Networks in GraphWeb
The primary input of GraphWeb is a combined biological network of a selected species, consisting of genes, proteins or microarray probesets as nodes and corresponding associations as edges. The user may upload the input data as a file or type it into the webform. Genes, proteins and microarray probesets of various databases and platforms are automatically mapped to gene IDs of the Ensembl database ( 29 ) using the g:Profiler software ( 30 ). Unrecognized and ambiguous IDs may be optionally removed, but remain unchanged by default in order to keep the input networks intact. Associations between nodes may be represented as directed or undirected edges, and weights may be assigned to edges to convey quantitative relations between corresponding nodes. A collection of pre-defined datasets is available for immediate analysis, including PPI from IntAct ( 31 ) and HPRD ( 32 ), and the S.cerevisiae transcription regulatory network by MacIsaac et al . ( 33 ).
Data integration
GraphWeb allows the user to insert and combine different data sources and align these into a global network. Besides native plaintext format, Graphweb supports the import of other network files such as SIF, GML, XGMML and BioPAX through the Cytoscape BiNoM plugin ( 34 ). Labels can be used to distinguish associations of different sources, and a network score may be assigned to each label to denote the predictive power of corresponding associations.
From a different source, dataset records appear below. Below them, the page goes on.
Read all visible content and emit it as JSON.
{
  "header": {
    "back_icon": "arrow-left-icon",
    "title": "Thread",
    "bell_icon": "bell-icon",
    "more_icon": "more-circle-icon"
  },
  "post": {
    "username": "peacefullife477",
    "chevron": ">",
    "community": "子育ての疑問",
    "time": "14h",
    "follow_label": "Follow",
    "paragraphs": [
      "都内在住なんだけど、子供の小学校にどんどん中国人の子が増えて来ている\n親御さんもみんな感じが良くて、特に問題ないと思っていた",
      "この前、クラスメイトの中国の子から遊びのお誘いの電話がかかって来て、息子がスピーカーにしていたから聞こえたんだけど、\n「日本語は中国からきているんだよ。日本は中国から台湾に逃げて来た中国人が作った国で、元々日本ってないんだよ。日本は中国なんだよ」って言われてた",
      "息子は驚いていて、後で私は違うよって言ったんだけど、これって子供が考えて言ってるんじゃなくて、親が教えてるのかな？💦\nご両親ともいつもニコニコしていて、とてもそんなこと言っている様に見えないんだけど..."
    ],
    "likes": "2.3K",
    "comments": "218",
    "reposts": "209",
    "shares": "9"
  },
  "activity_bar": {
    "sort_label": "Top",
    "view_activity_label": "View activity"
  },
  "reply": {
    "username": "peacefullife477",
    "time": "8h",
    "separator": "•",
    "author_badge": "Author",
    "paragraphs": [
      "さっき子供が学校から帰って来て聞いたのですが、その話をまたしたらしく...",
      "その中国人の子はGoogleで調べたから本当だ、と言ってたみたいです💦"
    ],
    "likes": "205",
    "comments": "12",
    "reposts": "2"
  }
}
For example, TF-binding networks from ChIP-chip experiments may be combined and aligned with motif discovery results, and scored with predictive values learned from gene expression data.

Multispecies networks
GraphWeb provides means to incorporate data from different organisms in order to improve network construction. When the user selects a target organism in the GraphWeb interface the nodes and corresponding associations of the input are automatically mapped to orthologous genes in the target. The orthology mapping information is retrieved from Ensembl via g:Profiler software. Resulting ortholog networks can be combined with other datasets of the target organism to highlight conserved associations. Similarly to single-species data integration, GraphWeb ignores ambiguous orthologs in network alignments to avoid noise and misleading results. Such a solution retains the cleanest possible network but undoubtedly results in a certain loss of information.
Graph filtering
GraphWeb filters help the user detect network areas with strong associations. Three types of filters may be used for selecting edges: minimum number of supporting datasets (i.e. labels), lower threshold on edge weights and selection of top-ranking edges. Node filtering excludes unrecognized or ambiguous genes and proteins, while module filtering limits the result to larger modules or those with significant functional enrichments. Filtering techniques are especially useful when incorporating edges from different datasets or species.
Gene module discovery
GraphWeb provides a number of methods and algorithms for detecting gene modules in directed and undirected networks. Resulting gene modules may easily be saved for later use or redirected to input for further analysis. GraphWeb identifies the following types of modules.
Connected components
A connected component ( Figure 2 A) is a group of genes, where every pair of genes, ( g i , g j ) is connected either directly ( g i ⌣ g j ) or indirectly via a path of length n, ( g1 ⌣ g2 ⌣ … ⌣ g n ⌣ gn+1 ). GraphWeb also supports two extensions of the above: a strongly connected component relates to directed networks and requires connections in both directions, and a biconnected component requires at least two non-overlapping paths. Connected component detection is the first step in studying network structure.
Neighbourhood modules
A neighbourhood module ( Figure 2 D) is based on a user-defined list of genes and proteins { G } and on a distance d . If d = 0, GraphWeb retrieves modules that consist of nodes G with internal associations inside the list. If d ≥ 1, modules consist of the initial list { G } and nodes connected to the latter via paths of maximum length d . Neighbourhood modules allow the user to study her focus list in a network context, and retrieve related nodes and associations to propose new hypotheses.
Hub-based modules
A hub-based module ( Figure 2 B) consists of a central hub (a node with many connections) and related genes and proteins within distance d . GraphWeb extracts a list of hub-based modules ranked by the central hub degree (number of connections). Hubs in PPI networks have been described in the context of lethality ( 35 ), and proteins linking to the same hub often refer to similar function ( 36 ). Hub-based modules may also reflect systems of TFs and target genes.
Cliques
A clique ( Figure 2 C) is a fully connected module where every pair of nodes is directly connected. Cliques in PPI networks have often been related to protein complexes and common functions ( 36 ). Fully connected modules also reflect clusters of co-expressed genes.
Cluster modules
A cluster module corresponds to a tightly connected group of nodes. GraphWeb provides two network clustering algorithms: the Markov Cluster (MCL) algorithm ( 37 ) and Betweenness Centrality Clustering (BCC) ( 38 ). These algorithms break networks down into separate modules by removing certain edges, and have been successfully applied in a number of studies, such as protein family detection ( 39 ) and essentiality assessment ( 40 ). MCL constructs modules of edges that are frequently visited during random walks, while BCC removes paths that act as bridges between separate tightly connected modules. Graph clustering is successful in integrative network analysis since it prefers associations with evidence from multiple datasets, and allows the detection of hybrid modules that combine the characteristics of different module types.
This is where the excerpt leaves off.